The opening of The Wharf has brought visitors from near and far. One such visitor was Mrs. Thurgood “Cissy” Marshall, who recently enjoyed a brief stroll along the Southwest waterfront after attending services at St. Augustine’s Episcopal Church. Marshall is a longtime, active St. Augustine’s parishioner.

Thelma D. Jones, a friend, intended to surprise Marshall by showing her the plaque on the waterfront that honors Justice Thurgood Marshall. However, they were unable to locate the Marshall plaque, which Jones had encountered during The Wharf’s grand opening in October. Challenged by the dreary weather and concerned about overtaxing Marshall, Jones sought the assistance of The Wharf’s security chief, Diane Groomes.

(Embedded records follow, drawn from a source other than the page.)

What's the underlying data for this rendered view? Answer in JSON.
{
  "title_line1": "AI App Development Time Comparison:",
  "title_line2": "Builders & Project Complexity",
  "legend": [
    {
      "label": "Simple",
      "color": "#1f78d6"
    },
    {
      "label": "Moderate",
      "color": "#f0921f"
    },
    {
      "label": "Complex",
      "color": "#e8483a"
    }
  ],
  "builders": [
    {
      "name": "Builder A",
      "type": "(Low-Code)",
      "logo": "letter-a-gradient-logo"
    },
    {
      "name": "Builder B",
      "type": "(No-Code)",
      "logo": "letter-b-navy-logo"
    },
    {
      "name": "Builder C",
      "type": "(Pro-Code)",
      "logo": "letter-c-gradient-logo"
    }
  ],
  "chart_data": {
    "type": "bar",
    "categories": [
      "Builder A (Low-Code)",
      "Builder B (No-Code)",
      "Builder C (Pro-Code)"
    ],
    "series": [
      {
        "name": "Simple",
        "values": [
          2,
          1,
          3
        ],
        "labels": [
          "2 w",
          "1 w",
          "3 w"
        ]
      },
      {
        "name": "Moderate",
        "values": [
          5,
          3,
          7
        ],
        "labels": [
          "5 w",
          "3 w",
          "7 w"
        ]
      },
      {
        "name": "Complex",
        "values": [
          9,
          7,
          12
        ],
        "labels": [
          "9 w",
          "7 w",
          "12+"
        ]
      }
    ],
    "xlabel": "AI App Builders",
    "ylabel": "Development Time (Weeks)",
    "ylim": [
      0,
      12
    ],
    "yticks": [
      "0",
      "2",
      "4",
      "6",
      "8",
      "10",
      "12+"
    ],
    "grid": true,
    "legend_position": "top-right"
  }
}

Groomes, honored to be in Marshall’s presence, said: “What an honor to meet the widow of such a historic icon from Southwest; the visit from Mrs. Marshall was such a treat for us at the District Wharf.” Groomes then led Marshall and Jones to the beautiful bronze plaque, which measures 12 inches by 12 inches. Embedded in the walkway near Del Mar and Kaliwa, the plaque citing says “Thurgood Marshall” in bold letters separated by a line with an inscription that says in smaller letters: “During his United States Supreme Court tenure, Thurgood Marshall resided in Southwest near the waterfront. He was the court’s first African American justice and the 96th person to hold this title.”

Amazed at seeing the plaque, Marshall jubilantly asked: “Who did this? Thelma did you arrange this?” Jones quickly admitted that she wasn’t responsible for the plaque but assured Marshall that she continues to do her part in making certain that the people of Southwest—newcomers and longtime residents—are aware of Justice Marshall’s legacy.

Still quite surprised at seeing the plaque, Marshall said to Groomes: “Although words cannot adequately express my feeling and deep appreciation, please know that I shall be forever grateful to everyone in our Southwest community for remembering Thurgood with a plague and beautiful inscription embedded on the sidewalk of our newly restored Southwest waterfront. Again, my deepest appreciation and love.”

Justice Marshall and his family lived in Southwest for more than four years at Capitol Park IV Condominium on 64 G St. SW, where a commemorative plaque exists, and at Carrollsburg Condominium on 4th St. Marshall’s former G St. residence is also near a call box that was installed in his honor by the Southwest Neighborhood Assembly and St. Augustine’s Episcopal Church in 2009.

The excitement of Marshall’s historic visit drew a host of Wharf employees and visitors who were delighted to be in her presence.

While eagerly posing for pictures with Marshall, the staff and visitors shared how honored they were to meet her: “You’ve made my day,” said Talaya Esquilin, command center operator for The Wharf. “Meeting you Mrs. Marshall is overwhelming. Just to be in your presence is an awesome experience! This is an important bit of Southwest history for all of us,” Esquilin said.

Thelma D. Jones, a friend of Mrs. Marshall and fellow St. Augustine’s parishioner, contributed to this article.